Old Navy Lists Fake 'Original Prices' to Create Illusion of Discount, Class Action Says
Tripicchio v. Old Navy, LLC et al.
Filed: February 11, 2020 ◆§ 1:20-cv-01418
Old Navy faces a class action that claims the retailer used fake “original” prices to trick customers into buying items they believed to be “on sale.”
The Gap, Inc. Old Navy, LLC Old Navy (Apparel), LLC Old Navy Holdings, LLC GPS Services, Inc.
New Jersey
A proposed class action lawsuit claims that Old Navy, LLC lists false or misleading original prices to create the illusion that items are being sold at a discount.
According to the case, Old Navy has implemented a “uniform policy” of listing both a “base price,” represented as an item’s original or regular cost, along with a discounted “sales price” for “every item” sold in its New Jersey retail and outlet stores. The case claims Old Navy’s pricing policy was designed to take advantage of consumers’ belief that the base price represents the typical cost of an item and that the sales price represents a discount from that original price. The complaint alleges that this “technique is widely used” as “everybody loves a bargain”:
“Indeed, numerous studies show that a consumer is much more likely to purchase an item if they are told that it is being offered at a price less than the price at which the seller or its competitors have previously sold the product; where they are being told that an item is worth much more than what they are currently being asked to pay for it.”
The lawsuit contends, however, that the listed original prices are higher than any amount Old Navy ever charged for the items and that the defendants’ “sale” prices represent the amount for which the products are typically offered.

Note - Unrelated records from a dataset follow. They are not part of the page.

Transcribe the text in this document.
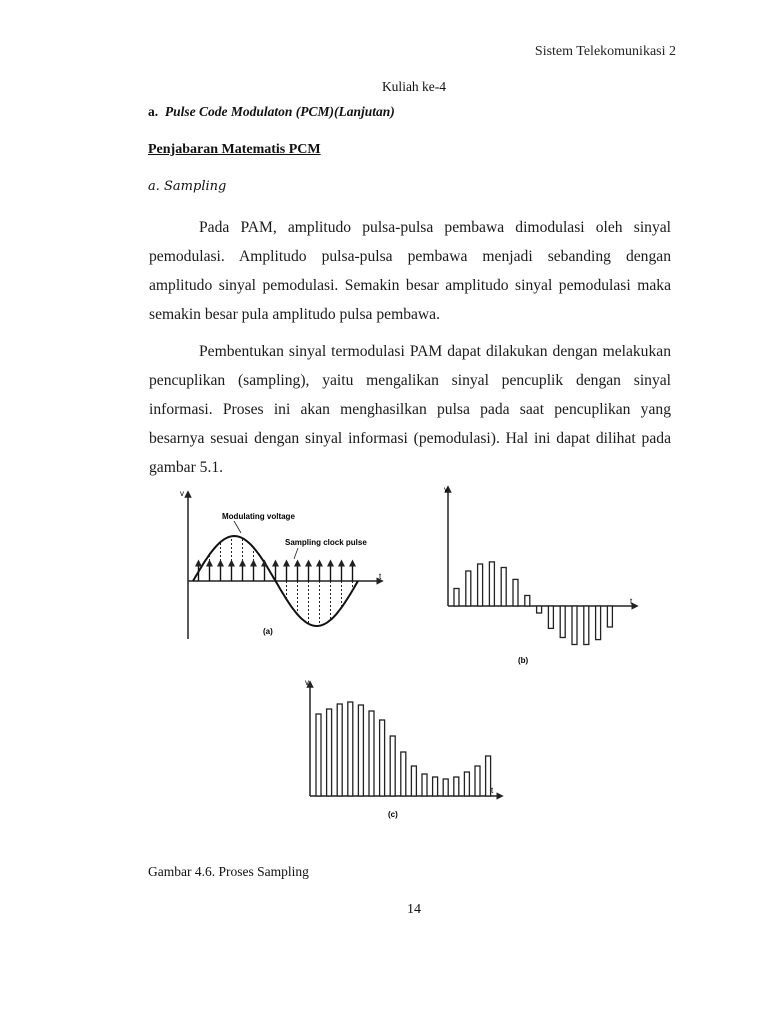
Sistem Telekomunikasi 2
Kuliah ke-4
a. Pulse Code Modulaton (PCM)(Lanjutan)
Penjabaran Matematis PCM
a. Sampling
Pada PAM, amplitudo pulsa-pulsa pembawa dimodulasi oleh sinyal pemodulasi. Amplitudo pulsa-pulsa pembawa menjadi sebanding dengan amplitudo sinyal pemodulasi. Semakin besar amplitudo sinyal pemodulasi maka semakin besar pula amplitudo pulsa pembawa.
Pembentukan sinyal termodulasi PAM dapat dilakukan dengan melakukan pencuplikan (sampling), yaitu mengalikan sinyal pencuplik dengan sinyal informasi. Proses ini akan menghasilkan pulsa pada saat pencuplikan yang besarnya sesuai dengan sinyal informasi (pemodulasi). Hal ini dapat dilihat pada gambar 5.1.
v
t
Modulating voltage
Sampling clock pulse
(a)
v
t
(b)
v
t
(c)
Gambar 4.6. Proses Sampling
14
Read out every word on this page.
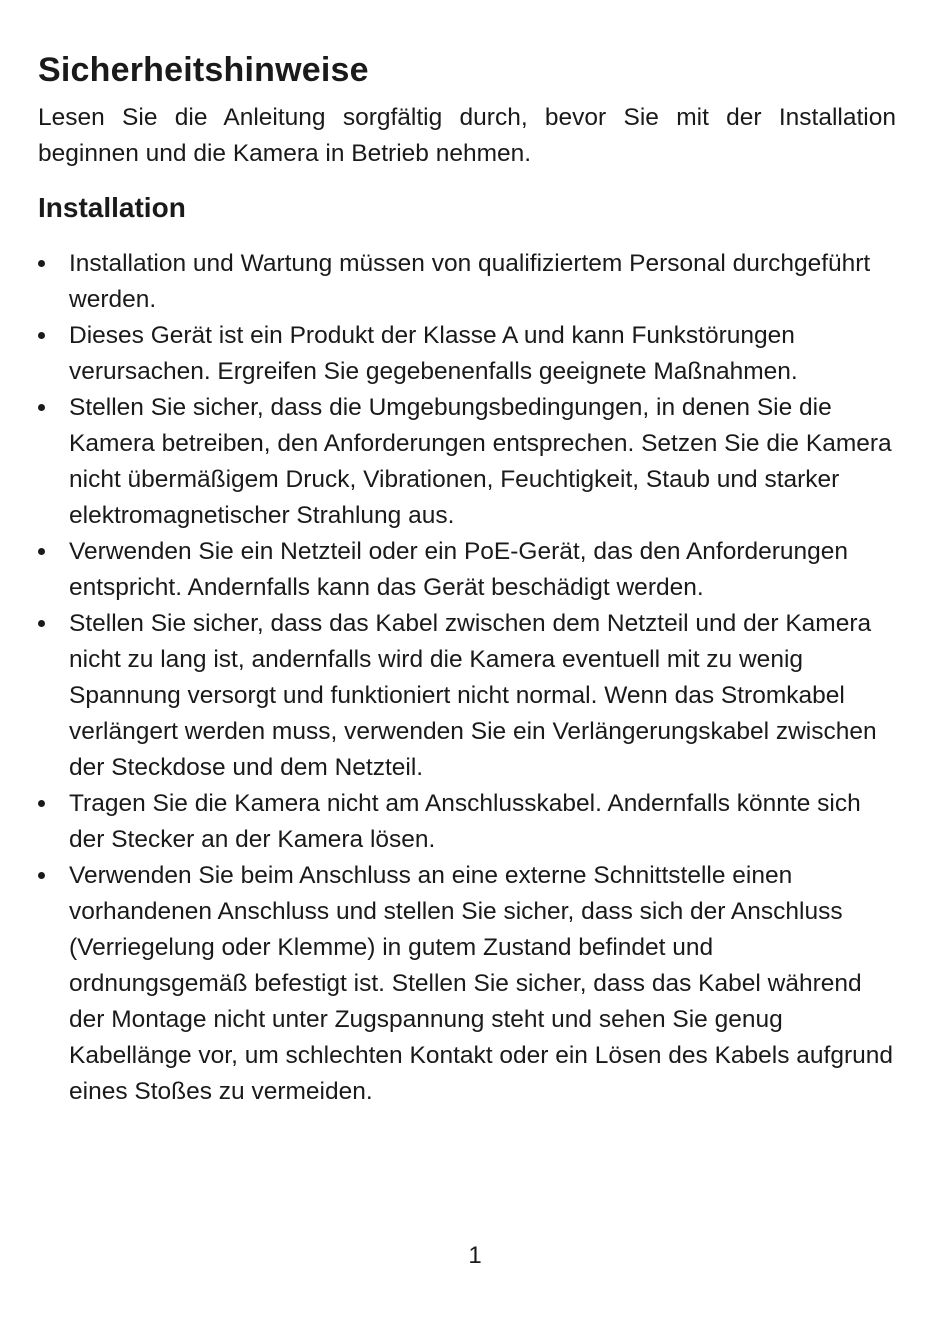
Sicherheitshinweise

Lesen Sie die Anleitung sorgfältig durch, bevor Sie mit der Installation beginnen und die Kamera in Betrieb nehmen.

Installation
Installation und Wartung müssen von qualifiziertem Personal durchgeführt werden.
Dieses Gerät ist ein Produkt der Klasse A und kann Funkstörungen verursachen. Ergreifen Sie gegebenenfalls geeignete Maßnahmen.
Stellen Sie sicher, dass die Umgebungsbedingungen, in denen Sie die Kamera betreiben, den Anforderungen entsprechen. Setzen Sie die Kamera nicht übermäßigem Druck, Vibrationen, Feuchtigkeit, Staub und starker elektromagnetischer Strahlung aus.
Verwenden Sie ein Netzteil oder ein PoE-Gerät, das den Anforderungen entspricht. Andernfalls kann das Gerät beschädigt werden.
Stellen Sie sicher, dass das Kabel zwischen dem Netzteil und der Kamera nicht zu lang ist, andernfalls wird die Kamera eventuell mit zu wenig Spannung versorgt und funktioniert nicht normal. Wenn das Stromkabel verlängert werden muss, verwenden Sie ein Verlängerungskabel zwischen der Steckdose und dem Netzteil.
Tragen Sie die Kamera nicht am Anschlusskabel. Andernfalls könnte sich der Stecker an der Kamera lösen.
Verwenden Sie beim Anschluss an eine externe Schnittstelle einen vorhandenen Anschluss und stellen Sie sicher, dass sich der Anschluss (Verriegelung oder Klemme) in gutem Zustand befindet und ordnungsgemäß befestigt ist. Stellen Sie sicher, dass das Kabel während der Montage nicht unter Zugspannung steht und sehen Sie genug Kabellänge vor, um schlechten Kontakt oder ein Lösen des Kabels aufgrund eines Stoßes zu vermeiden.
1
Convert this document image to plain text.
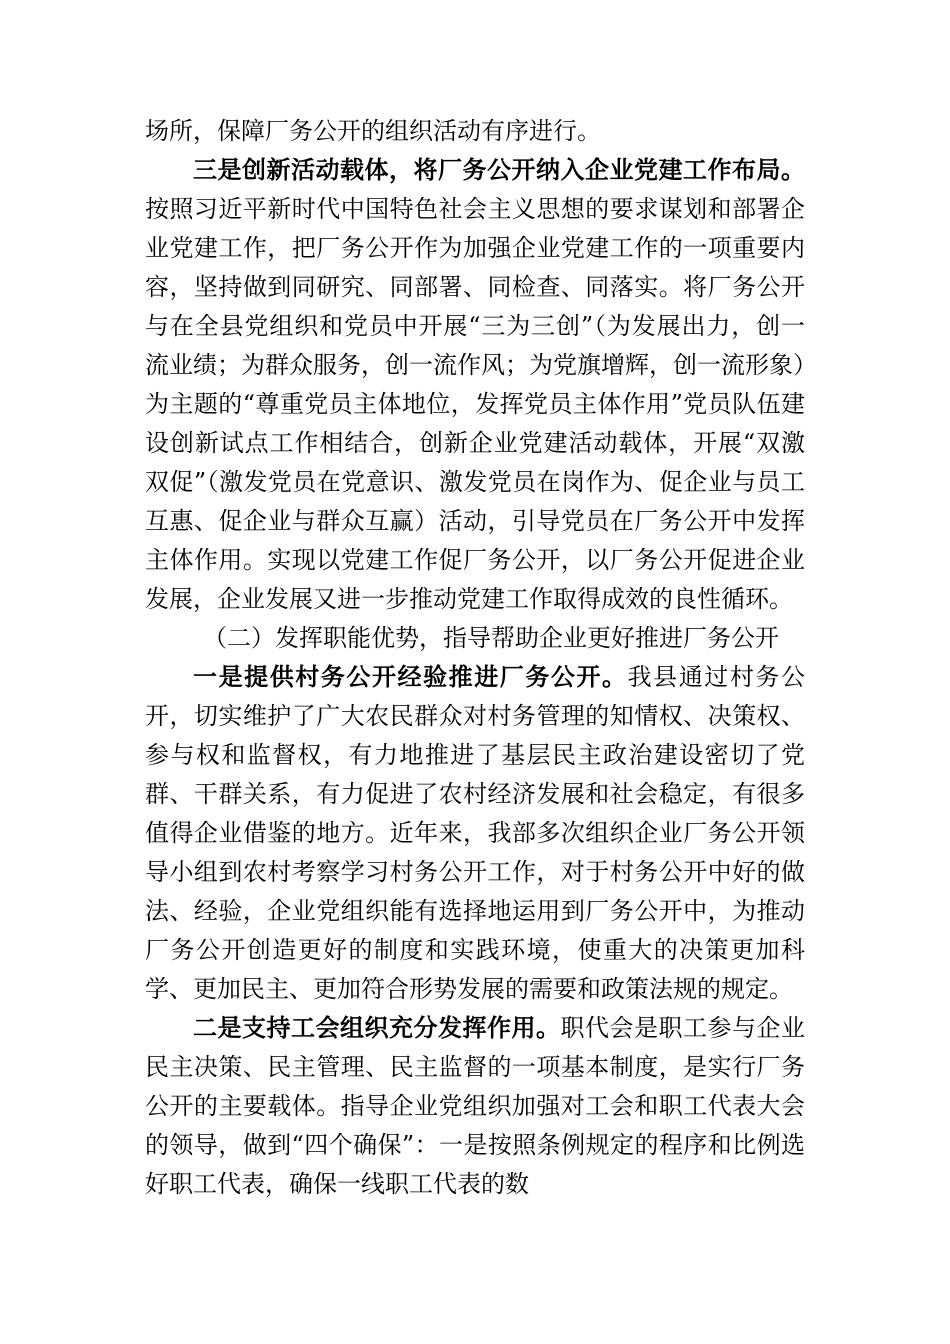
场所，保障厂务公开的组织活动有序进行。

三是创新活动载体，将厂务公开纳入企业党建工作布局。按照习近平新时代中国特色社会主义思想的要求谋划和部署企业党建工作，把厂务公开作为加强企业党建工作的一项重要内容，坚持做到同研究、同部署、同检查、同落实。将厂务公开与在全县党组织和党员中开展“三为三创”（为发展出力，创一流业绩；为群众服务，创一流作风；为党旗增辉，创一流形象）为主题的“尊重党员主体地位，发挥党员主体作用”党员队伍建设创新试点工作相结合，创新企业党建活动载体，开展“双激双促”（激发党员在党意识、激发党员在岗作为、促企业与员工互惠、促企业与群众互赢）活动，引导党员在厂务公开中发挥主体作用。实现以党建工作促厂务公开，以厂务公开促进企业发展，企业发展又进一步推动党建工作取得成效的良性循环。

（二）发挥职能优势，指导帮助企业更好推进厂务公开

一是提供村务公开经验推进厂务公开。我县通过村务公开，切实维护了广大农民群众对村务管理的知情权、决策权、参与权和监督权，有力地推进了基层民主政治建设密切了党群、干群关系，有力促进了农村经济发展和社会稳定，有很多值得企业借鉴的地方。近年来，我部多次组织企业厂务公开领导小组到农村考察学习村务公开工作，对于村务公开中好的做法、经验，企业党组织能有选择地运用到厂务公开中，为推动厂务公开创造更好的制度和实践环境，使重大的决策更加科学、更加民主、更加符合形势发展的需要和政策法规的规定。

二是支持工会组织充分发挥作用。职代会是职工参与企业民主决策、民主管理、民主监督的一项基本制度，是实行厂务公开的主要载体。指导企业党组织加强对工会和职工代表大会的领导，做到“四个确保”：一是按照条例规定的程序和比例选好职工代表，确保一线职工代表的数
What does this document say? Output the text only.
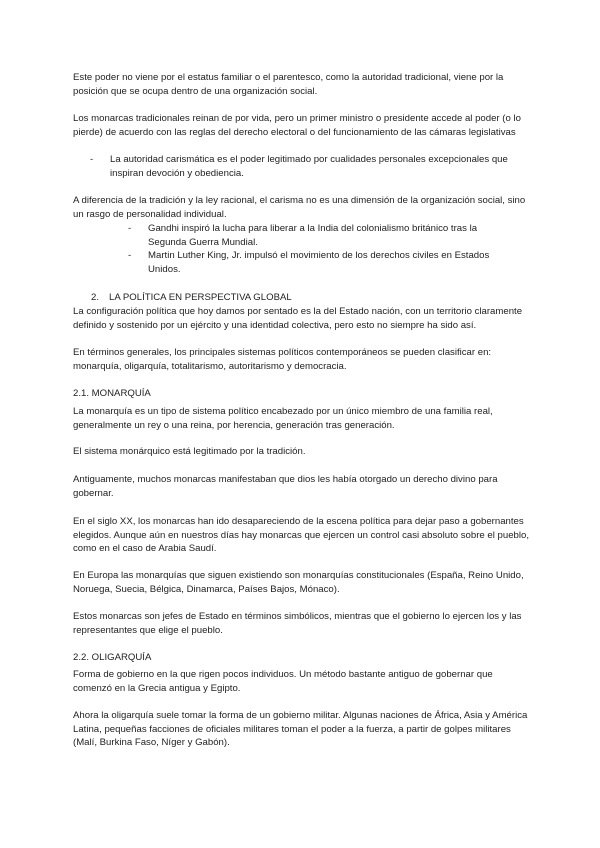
Este poder no viene por el estatus familiar o el parentesco, como la autoridad tradicional, viene por la posición que se ocupa dentro de una organización social.

Los monarcas tradicionales reinan de por vida, pero un primer ministro o presidente accede al poder (o lo pierde) de acuerdo con las reglas del derecho electoral o del funcionamiento de las cámaras legislativas

-	La autoridad carismática es el poder legitimado por cualidades personales excepcionales que inspiran devoción y obediencia.

A diferencia de la tradición y la ley racional, el carisma no es una dimensión de la organización social, sino un rasgo de personalidad individual.

-	Gandhi inspiró la lucha para liberar a la India del colonialismo británico tras la Segunda Guerra Mundial.
-	Martin Luther King, Jr. impulsó el movimiento de los derechos civiles en Estados Unidos.
2.	LA POLÍTICA EN PERSPECTIVA GLOBAL

La configuración política que hoy damos por sentado es la del Estado nación, con un territorio claramente definido y sostenido por un ejército y una identidad colectiva, pero esto no siempre ha sido así.

En términos generales, los principales sistemas políticos contemporáneos se pueden clasificar en: monarquía, oligarquía, totalitarismo, autoritarismo y democracia.

2.1. MONARQUÍA

La monarquía es un tipo de sistema político encabezado por un único miembro de una familia real, generalmente un rey o una reina, por herencia, generación tras generación.

El sistema monárquico está legitimado por la tradición.

Antiguamente, muchos monarcas manifestaban que dios les había otorgado un derecho divino para gobernar.

En el siglo XX, los monarcas han ido desapareciendo de la escena política para dejar paso a gobernantes elegidos. Aunque aún en nuestros días hay monarcas que ejercen un control casi absoluto sobre el pueblo, como en el caso de Arabia Saudí.

En Europa las monarquías que siguen existiendo son monarquías constitucionales (España, Reino Unido, Noruega, Suecia, Bélgica, Dinamarca, Países Bajos, Mónaco).

Estos monarcas son jefes de Estado en términos simbólicos, mientras que el gobierno lo ejercen los y las representantes que elige el pueblo.

2.2. OLIGARQUÍA

Forma de gobierno en la que rigen pocos individuos. Un método bastante antiguo de gobernar que comenzó en la Grecia antigua y Egipto.

Ahora la oligarquía suele tomar la forma de un gobierno militar. Algunas naciones de África, Asia y América Latina, pequeñas facciones de oficiales militares toman el poder a la fuerza, a partir de golpes militares (Malí, Burkina Faso, Níger y Gabón).
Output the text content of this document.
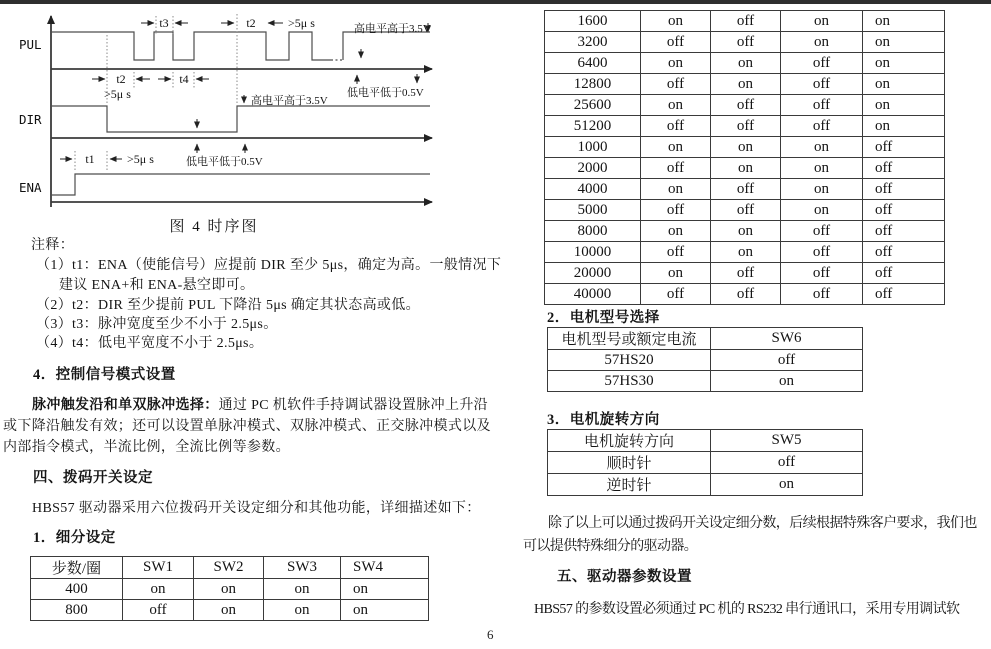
PUL
DIR
ENA
t3	t2	>5μ s
t2
>5μ s
t4
t1	>5μ s
高电平高于3.5V
低电平低于0.5V
高电平高于3.5V
低电平低于0.5V
图 4 时序图
注释：
（1）t1：ENA（使能信号）应提前 DIR 至少 5μs，确定为高。一般情况下
建议 ENA+和 ENA-悬空即可。
（2）t2：DIR 至少提前 PUL 下降沿 5μs 确定其状态高或低。
（3）t3：脉冲宽度至少不小于 2.5μs。
（4）t4：低电平宽度不小于 2.5μs。
4．控制信号模式设置
脉冲触发沿和单双脉冲选择：通过 PC 机软件手持调试器设置脉冲上升沿
或下降沿触发有效；还可以设置单脉冲模式、双脉冲模式、正交脉冲模式以及
内部指令模式，半流比例，全流比例等参数。
四、拨码开关设定
HBS57 驱动器采用六位拨码开关设定细分和其他功能，详细描述如下：
1．细分设定
步数/圈	SW1	SW2	SW3	SW4
400	on	on	on	on
800	off	on	on	on
6
1600	on	off	on	on
3200	off	off	on	on
6400	on	on	off	on
12800	off	on	off	on
25600	on	off	off	on
51200	off	off	off	on
1000	on	on	on	off
2000	off	on	on	off
4000	on	off	on	off
5000	off	off	on	off
8000	on	on	off	off
10000	off	on	off	off
20000	on	off	off	off
40000	off	off	off	off
2．电机型号选择
电机型号或额定电流	SW6
57HS20	off
57HS30	on
3．电机旋转方向
电机旋转方向	SW5
顺时针	off
逆时针	on
除了以上可以通过拨码开关设定细分数，后续根据特殊客户要求，我们也
可以提供特殊细分的驱动器。
五、驱动器参数设置
HBS57 的参数设置必须通过 PC 机的 RS232 串行通讯口，采用专用调试软
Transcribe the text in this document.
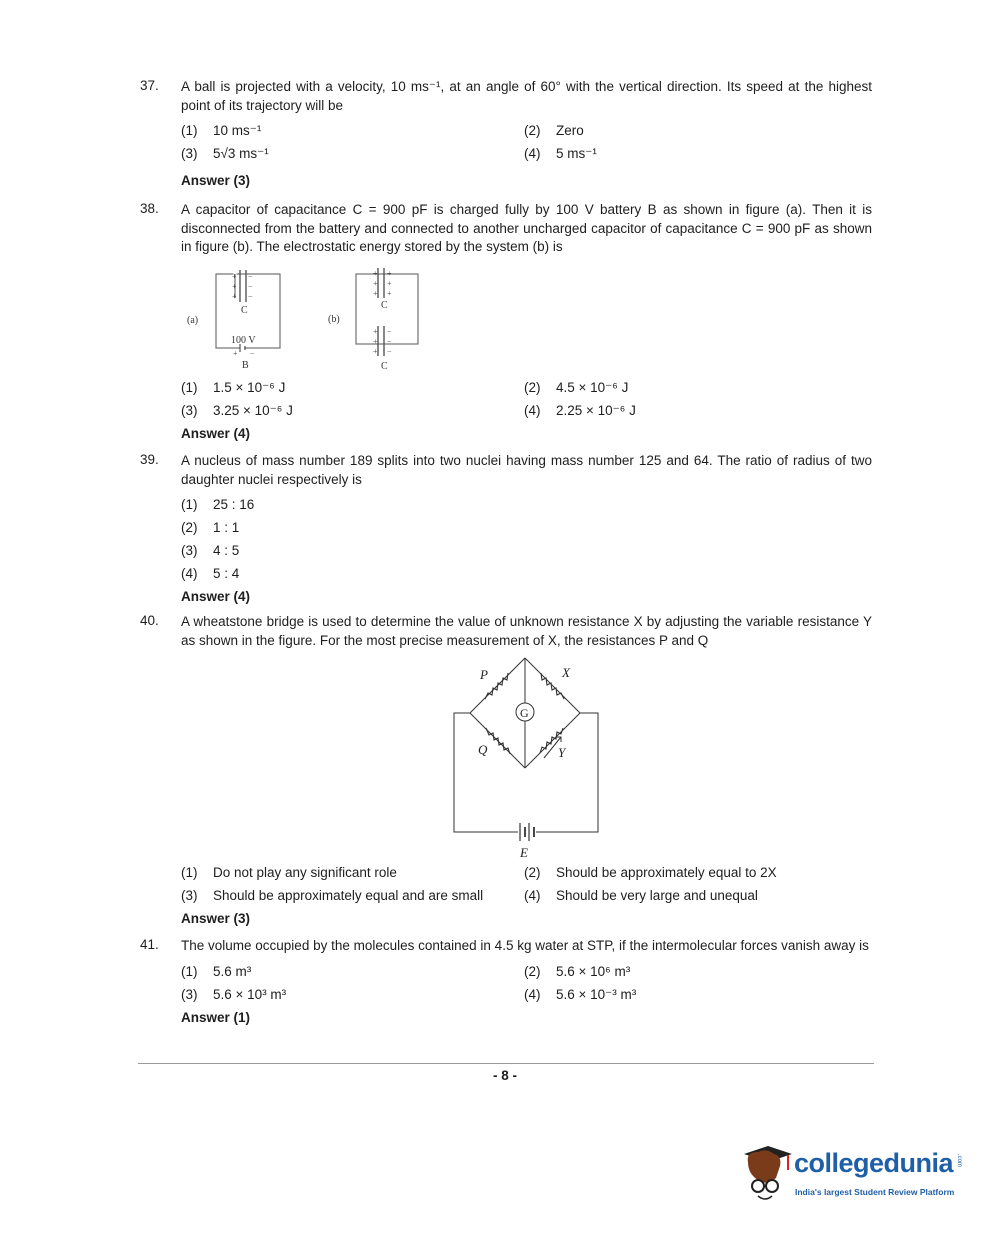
37.	A ball is projected with a velocity, 10 ms⁻¹, at an angle of 60° with the vertical direction. Its speed at the highest point of its trajectory will be
(1) 10 ms⁻¹	(2) Zero
(3) 5√3 ms⁻¹	(4) 5 ms⁻¹
Answer (3)
38.	A capacitor of capacitance C = 900 pF is charged fully by 100 V battery B as shown in figure (a). Then it is disconnected from the battery and connected to another uncharged capacitor of capacitance C = 900 pF as shown in figure (b). The electrostatic energy stored by the system (b) is
+
+
+
−
−
−
+ −
+
+
+
+
+
+
+
+
+
−
−
−
(a)
C
100 V
B
(b)
C
C
(1) 1.5 × 10⁻⁶ J	(2) 4.5 × 10⁻⁶ J
(3) 3.25 × 10⁻⁶ J	(4) 2.25 × 10⁻⁶ J
Answer (4)
39.	A nucleus of mass number 189 splits into two nuclei having mass number 125 and 64. The ratio of radius of two daughter nuclei respectively is
(1) 25 : 16
(2) 1 : 1
(3) 4 : 5
(4) 5 : 4
Answer (4)
40.	A wheatstone bridge is used to determine the value of unknown resistance X by adjusting the variable resistance Y as shown in the figure. For the most precise measurement of X, the resistances P and Q
P	X
Q	Y
E
G
(1) Do not play any significant role	(2) Should be approximately equal to 2X
(3) Should be approximately equal and are small	(4) Should be very large and unequal
Answer (3)
41.	The volume occupied by the molecules contained in 4.5 kg water at STP, if the intermolecular forces vanish away is
(1) 5.6 m³	(2) 5.6 × 10⁶ m³
(3) 5.6 × 10³ m³	(4) 5.6 × 10⁻³ m³
Answer (1)
- 8 -
collegedunia .com
India's largest Student Review Platform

Thus, the case argues, instead of purchasing discounted products, Old Navy customers are “simply buying an item at the same price – or approximately the same price—at which Defendants regularly and consistently sell the item in question.”
According to the case, New Jersey’s Consumer Fraud Act forbids companies from including a “fictitious former price” on items that are listed at a discount. A “former price” is considered fictitious, the statute says, if it can’t be shown that the product (or a similar one) was sold “a substantial number of times” at the listed cost during its first or most recent 60 days of sale or was offered at the original price for at least 28 of the last 90 days, the suit explains.
The lawsuit looks to represent a class comprising all New Jersey citizens who purchased a purportedly discounted item from an Old Navy store in New Jersey between January 8, 2014 and the present.
Originally filed in the Superior Court of New Jersey, the case has since been removed to U.S. District Court for the District of New Jersey. Old Navy, LLC; Old Navy (Apparel), LLC; Old Navy Holdings, LLC; GPS Services, Inc.; and The Gap, Inc. are all listed as defendants.